Rush Hour Traffic. agtwo/FlickrI’ve got one of those long road trips coming up again next month. The last one was pretty cool in its own right and this one may actually top it. I mean, it involves a 2+ day train ride…

That ride on the California Zephyr is the part I’m looking forward to the most as it’ll force me to be disconnected… within reason. I’ve adopted a version of that policy recently for weekends. I don’t check the work accounts unless I’m expecting something. I remind myself how much fun it is to just stumble into conversations and share random things. I’m remembering what it’s like to actually have a weekend.

I used to spend a lot of time hanging out at the frame shop that once lived on the second floor of the SCAD bookstore, Ex Libris (It’s probably still there though I haven’t had the chance to talk to Brian in forever). I got used to seeing a quote framed on the wall of the workspace and used to be able to say it without even thinking about it:

“Shall I rush this job before i rush the rush job I was rushing before you rushed in?”

We do tend to be in a constant rush nowadays. There’s generally a reason you set parameters on projects – so you don’t end up having to do rush jobs. It’s the difference between knowing what you can accomplish while staying sane and thinking that doing all of this work will give you a ton of money you’ll be able to enjoy. It’s tough to enjoy the fruits of your labor when you’re too tired or too overcommitted to do so. You may think you’re going to lose out on so much money, but a better question may be whether you’re working to bring in cash or if you’re working to enjoy a certain lifestyle, a la Jessica Mans’ sentiment during a recent interview on FreelanceSwitch.

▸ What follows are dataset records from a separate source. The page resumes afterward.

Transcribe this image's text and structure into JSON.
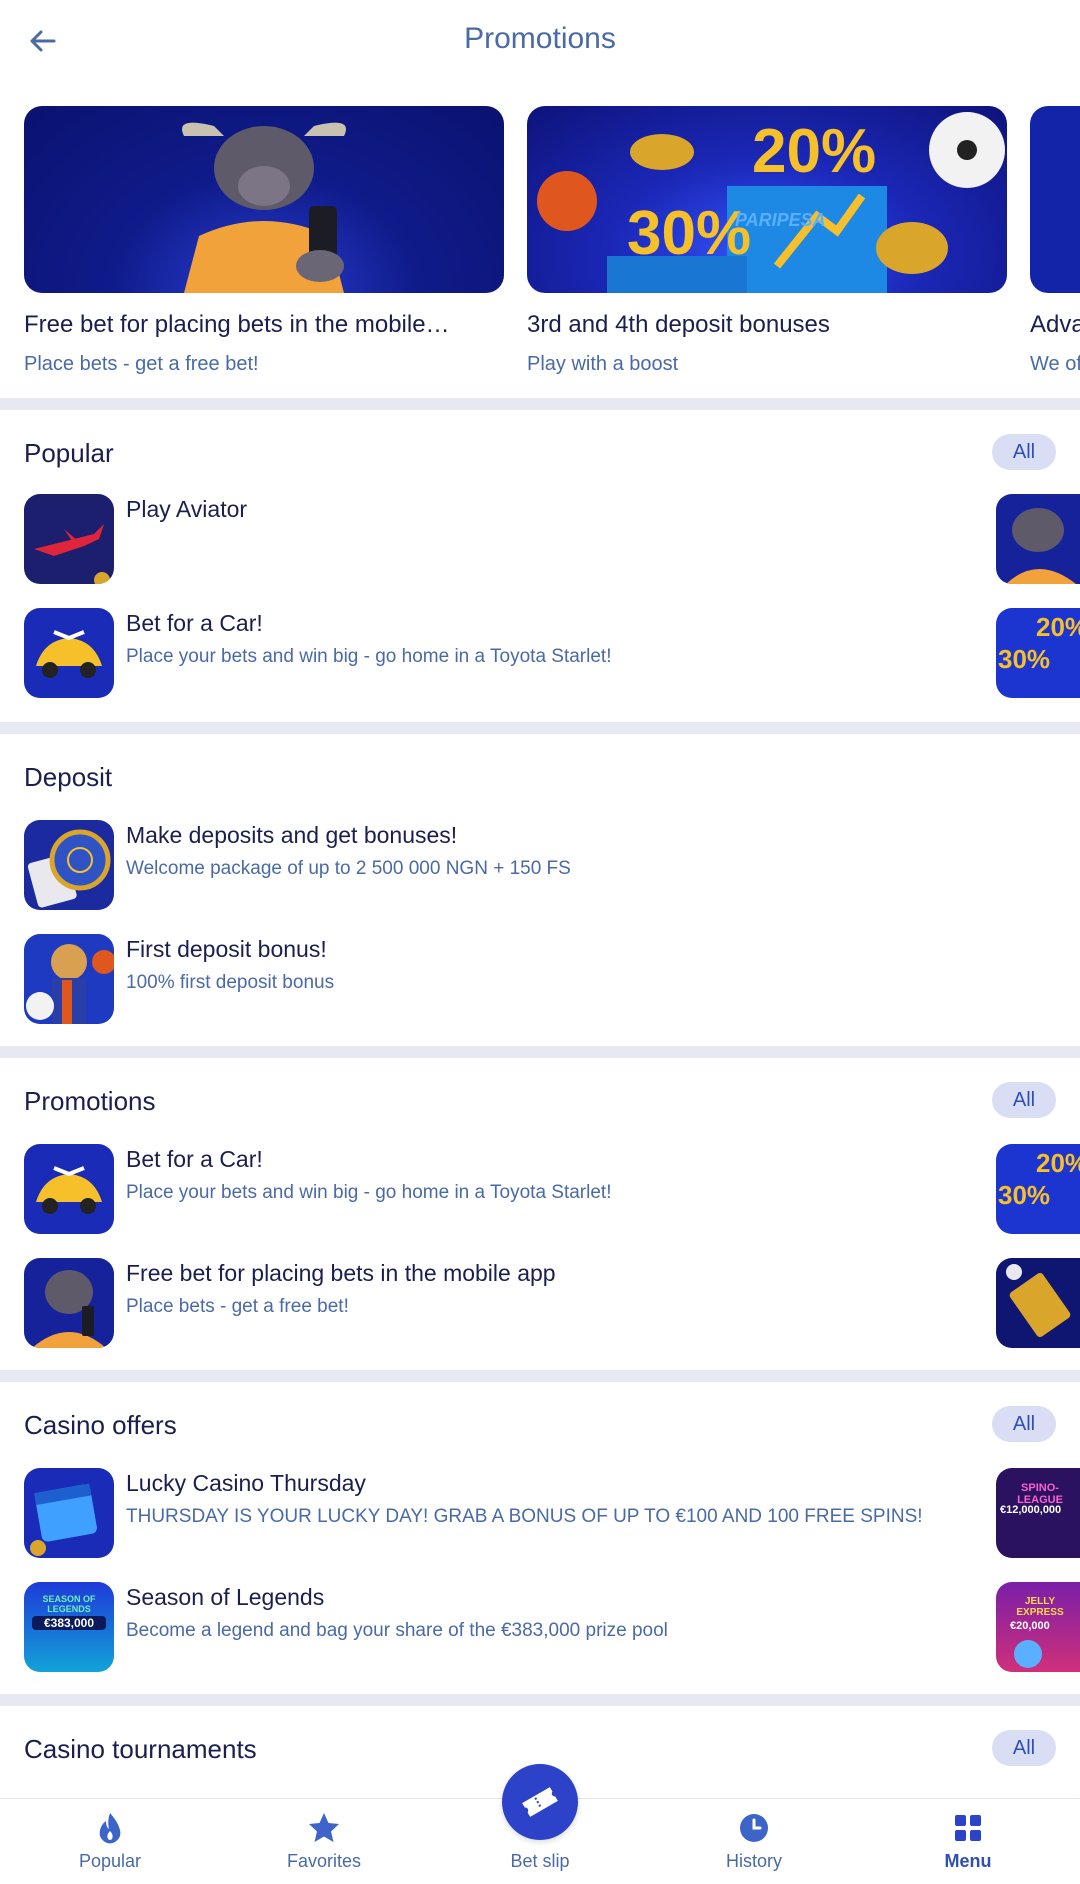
{
  "header": {
    "title": "Promotions"
  },
  "banners": [
    {
      "title": "Free bet for placing bets in the mobile…",
      "subtitle": "Place bets - get a free bet!"
    },
    {
      "title": "3rd and 4th deposit bonuses",
      "subtitle": "Play with a boost",
      "overlay": [
        "20%",
        "30%",
        "PARIPESA"
      ]
    },
    {
      "title": "Adva",
      "subtitle": "We of"
    }
  ],
  "sections": {
    "popular": {
      "title": "Popular",
      "all_label": "All",
      "items": [
        {
          "title": "Play Aviator",
          "subtitle": ""
        },
        {
          "title": "Bet for a Car!",
          "subtitle": "Place your bets and win big - go home in a Toyota Starlet!"
        }
      ]
    },
    "deposit": {
      "title": "Deposit",
      "items": [
        {
          "title": "Make deposits and get bonuses!",
          "subtitle": "Welcome package of up to 2 500 000 NGN + 150 FS"
        },
        {
          "title": "First deposit bonus!",
          "subtitle": "100% first deposit bonus"
        }
      ]
    },
    "promotions": {
      "title": "Promotions",
      "all_label": "All",
      "items": [
        {
          "title": "Bet for a Car!",
          "subtitle": "Place your bets and win big - go home in a Toyota Starlet!"
        },
        {
          "title": "Free bet for placing bets in the mobile app",
          "subtitle": "Place bets - get a free bet!"
        }
      ]
    },
    "casino_offers": {
      "title": "Casino offers",
      "all_label": "All",
      "items": [
        {
          "title": "Lucky Casino Thursday",
          "subtitle": "THURSDAY IS YOUR LUCKY DAY! GRAB A BONUS OF UP TO €100 AND 100 FREE SPINS!"
        },
        {
          "title": "Season of Legends",
          "subtitle": "Become a legend and bag your share of the €383,000 prize pool"
        }
      ],
      "side_labels": [
        "SPINO-LEAGUE",
        "€12,000,000",
        "JELLY EXPRESS",
        "€20,000"
      ],
      "thumb_labels": [
        "SEASON OF LEGENDS",
        "€383,000"
      ]
    },
    "casino_tournaments": {
      "title": "Casino tournaments",
      "all_label": "All"
    }
  },
  "bottom_nav": {
    "popular": "Popular",
    "favorites": "Favorites",
    "bet_slip": "Bet slip",
    "history": "History",
    "menu": "Menu"
  },
  "colors": {
    "accent": "#2c43c9",
    "navy": "#1a1f4d",
    "muted": "#4a6aa6",
    "divider": "#e6e9f0",
    "pill": "#d9def5"
  }
}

I stumbled across something else late last night. It was a challenge laid down by Jason Falls of Social Media Explorer. The status update read in part:

I hereby challenge each of you to look at your calendar for the week, find something that is scheduled that will have no impact on your bottom line, and cancel it. Don’t reschedule it, either.

Some of the comments posted as well as the entire challenge got me thinking not about what could be canceled, but what’s important and why. When people ask how you’re doing, how you respond in addition to what you say as you respond probably tells more about what’s really going on that you realize. Perhaps it’s time to figure out why you’re doing what you do?

I’m interested in seeing the responses Jason gets on Friday. I’m also thinking it’s probably time for me to pay that overdue library fine and download some eBooks for the journey. I’ve got to have something else to do during those 51½ hours on the train when I’m finalizing exactly how I want to tackle this issue for the coming year.

So… are we rushing too much or is this just the way it has to be?